Whether you're building a portfolio of stocks or crypto or even just focusing solely on Bitcoin, share accumulation is the metric you want to use to judge the day-to-day of your portfolio management.

Let's say that you have 1 Bitcoin and you're aiming to build your position. The BTC price is currently $30k.

You deploy the strategy to accumulate more BTC that I always talk about as fundamentally one of the best practices you can have in the investing industry: dollar-cost averaging.

Each week, you're buying 0.1 BTC - regardless of the price.

10 weeks go by. You now have 2 BTC.

The price of BTC, over that time, dropped from $30k to $14k.

Your portfolio is worth (let's just assume some math here to make it easier) $28,000 but you have invested $29,420 (because you dollar-cost averaged your 2 BTCs).

Oh no... you look like a terrible investor. Your portfolio has lost value over a 10 week period of time. You should probably just pack it all up and go home...

The BTC price continues to drop. It drops all the way down to $10k within the next 10 weeks. Your portfolio is now worth $30k and you have invested $42,690 into Bitcoin at an average buy price of $14,230.

Your portfolio is -$12,690. Your friends tell you that you're an awful investor. Your internal dialog is telling you that you lost $12k and you could have spent that on a new car! You just wasted money for being stupid.

Conviction, Long-Term Investing and Knowing When to Ride

What was the original point of getting into BTC? Perhaps you were in it for a quick buck. If you were, then you're likely on the verge of selling it all. Frustrated at yourself. "How could I be so stupid?".

But let's say that you're a better investor than that. You did your research. You understand the fundamentals of Bitcoin. You believe in the technological prosperity of the platform.

You believe that one day, BTC will be worth a lot more. That day just isn't today. It hasn't happened yet... but it will happen soon.

This is called conviction. Doing your own research and understanding what you're investing in.

IF you have conviction, then you should deploy a long-term mindset.

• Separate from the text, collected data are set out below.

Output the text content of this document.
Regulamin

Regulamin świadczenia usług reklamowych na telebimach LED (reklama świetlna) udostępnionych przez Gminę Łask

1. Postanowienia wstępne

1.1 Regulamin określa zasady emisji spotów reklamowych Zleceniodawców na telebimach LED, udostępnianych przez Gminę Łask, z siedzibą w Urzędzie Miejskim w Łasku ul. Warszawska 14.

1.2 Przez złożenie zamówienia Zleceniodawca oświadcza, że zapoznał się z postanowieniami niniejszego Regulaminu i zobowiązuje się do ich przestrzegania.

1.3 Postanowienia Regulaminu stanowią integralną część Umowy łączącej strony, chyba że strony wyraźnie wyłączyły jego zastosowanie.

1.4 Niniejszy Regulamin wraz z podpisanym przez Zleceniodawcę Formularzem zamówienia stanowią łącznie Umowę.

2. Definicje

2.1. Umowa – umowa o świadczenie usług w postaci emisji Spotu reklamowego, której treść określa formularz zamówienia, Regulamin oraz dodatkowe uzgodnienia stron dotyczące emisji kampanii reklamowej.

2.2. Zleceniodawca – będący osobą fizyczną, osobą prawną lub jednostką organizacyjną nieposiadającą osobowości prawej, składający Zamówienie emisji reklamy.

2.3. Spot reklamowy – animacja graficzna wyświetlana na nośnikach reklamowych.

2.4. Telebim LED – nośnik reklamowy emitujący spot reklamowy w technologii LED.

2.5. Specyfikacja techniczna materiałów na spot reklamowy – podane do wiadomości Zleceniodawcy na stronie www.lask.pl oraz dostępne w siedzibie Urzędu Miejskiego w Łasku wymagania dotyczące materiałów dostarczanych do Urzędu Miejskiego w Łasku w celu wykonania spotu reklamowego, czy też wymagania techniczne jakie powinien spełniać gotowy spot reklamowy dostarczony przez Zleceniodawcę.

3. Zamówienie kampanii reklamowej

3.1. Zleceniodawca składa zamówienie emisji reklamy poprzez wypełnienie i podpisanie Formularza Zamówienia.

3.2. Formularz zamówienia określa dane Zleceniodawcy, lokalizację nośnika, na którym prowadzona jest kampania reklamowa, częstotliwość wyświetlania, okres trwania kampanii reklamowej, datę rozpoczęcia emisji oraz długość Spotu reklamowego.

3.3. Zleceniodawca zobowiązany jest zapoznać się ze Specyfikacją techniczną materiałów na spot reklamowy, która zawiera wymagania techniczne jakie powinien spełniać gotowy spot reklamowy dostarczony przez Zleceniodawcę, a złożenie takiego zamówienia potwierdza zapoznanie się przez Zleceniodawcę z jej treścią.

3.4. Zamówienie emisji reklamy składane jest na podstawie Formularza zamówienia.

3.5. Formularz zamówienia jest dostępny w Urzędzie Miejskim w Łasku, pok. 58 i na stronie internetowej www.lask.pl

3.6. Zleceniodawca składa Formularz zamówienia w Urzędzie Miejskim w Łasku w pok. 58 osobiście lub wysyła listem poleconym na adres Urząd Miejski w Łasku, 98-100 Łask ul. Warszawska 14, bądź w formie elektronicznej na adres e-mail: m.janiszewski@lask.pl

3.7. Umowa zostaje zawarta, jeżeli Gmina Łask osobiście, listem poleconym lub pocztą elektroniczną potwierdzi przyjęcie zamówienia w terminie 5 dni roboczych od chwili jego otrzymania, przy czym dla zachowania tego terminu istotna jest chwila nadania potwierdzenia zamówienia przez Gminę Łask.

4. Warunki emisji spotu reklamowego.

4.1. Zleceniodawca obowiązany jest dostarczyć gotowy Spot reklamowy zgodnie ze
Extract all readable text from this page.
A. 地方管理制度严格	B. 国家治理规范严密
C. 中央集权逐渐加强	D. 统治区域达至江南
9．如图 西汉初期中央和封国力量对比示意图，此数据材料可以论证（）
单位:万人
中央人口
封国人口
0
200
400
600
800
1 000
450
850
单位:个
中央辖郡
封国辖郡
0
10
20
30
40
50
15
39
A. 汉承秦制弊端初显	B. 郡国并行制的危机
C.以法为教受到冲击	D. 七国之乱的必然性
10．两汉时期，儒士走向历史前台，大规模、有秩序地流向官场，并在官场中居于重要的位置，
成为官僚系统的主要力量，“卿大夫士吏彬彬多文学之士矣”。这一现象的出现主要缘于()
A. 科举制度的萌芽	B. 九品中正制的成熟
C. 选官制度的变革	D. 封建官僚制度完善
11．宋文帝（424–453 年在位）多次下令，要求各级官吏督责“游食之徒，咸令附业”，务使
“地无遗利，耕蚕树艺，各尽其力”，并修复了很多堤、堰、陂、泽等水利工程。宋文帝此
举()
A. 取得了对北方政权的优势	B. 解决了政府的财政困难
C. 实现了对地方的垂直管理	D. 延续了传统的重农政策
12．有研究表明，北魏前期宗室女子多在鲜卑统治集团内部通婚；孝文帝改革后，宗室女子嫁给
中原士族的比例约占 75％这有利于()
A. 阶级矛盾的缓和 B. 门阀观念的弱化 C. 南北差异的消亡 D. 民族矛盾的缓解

If you think long-term, then why does it matter if you are -$12k today?

You have 2 more BTC than you did when you started. You have 3 total BTC and you acquired them by dollar-cost averaging.

Let's say that you forget the value of your portfolio. Maintain course fren, see where this takes you.

20 weeks go by and you have continued DCA'ing. You now have 5 total BTC. During those 20 weeks, the BTC price has fluctuated wildly, but in the past few weeks, a bull market has emerged.

BTC has returned to $30k and is showing signs that it might go even higher.

You look at your portfolio and you've invested a total of $72,690 ($30k more than our last check-in).

Now, you have a total of 5 Bitcoins. Your portfolio $150,000. You are profitable! Very profitable, in fact. To the tune of $77,310.

You're now an amazing investor. Might be time to consider DCA'ing out and taking some profits slowly as Bitcoin continues to grind upward.

The point of this post has nothing to do with all these numbers. I made all of these numbers up.

The point is to illustrate that focusing on $$ is the #1 way that retail investors lose. The average investor is far too emotional to be tracking the daily $ fluctuations of their portfolio.

Instead, they ought to track the shares they hold. In this case, the investor could tack the amount of BTCs they have. Each week, they had 0.1 more BTC than the week prior.

When you combine this with a long-term conviction in the price of Bitcoin, then magical things can happen.

The investor is building a position by dollar-cost averaging.
The investor is not subject to the emotional whims of the market.

The above is exactly how I manage my crypto portfolio. I measure by the shares I have. Do I have more BTC than I did a year ago? Do I believe that BTC will be higher in the future? Then I must be doing something right. Keep pushing.

When the market moves significantly, I may check-in on the valuation of everything. The flip that will occur (the moment I turn from buyer to seller) is once BTC hits a target price.

Once it hits that price, I begin doing the opposite of what I started with. I DCA out of the position and sell a small % of BTC each week.

Eventually, the cycle repeats itself but the overall trendline is always showing my BTC "shares" increasing, and that is what I love to see.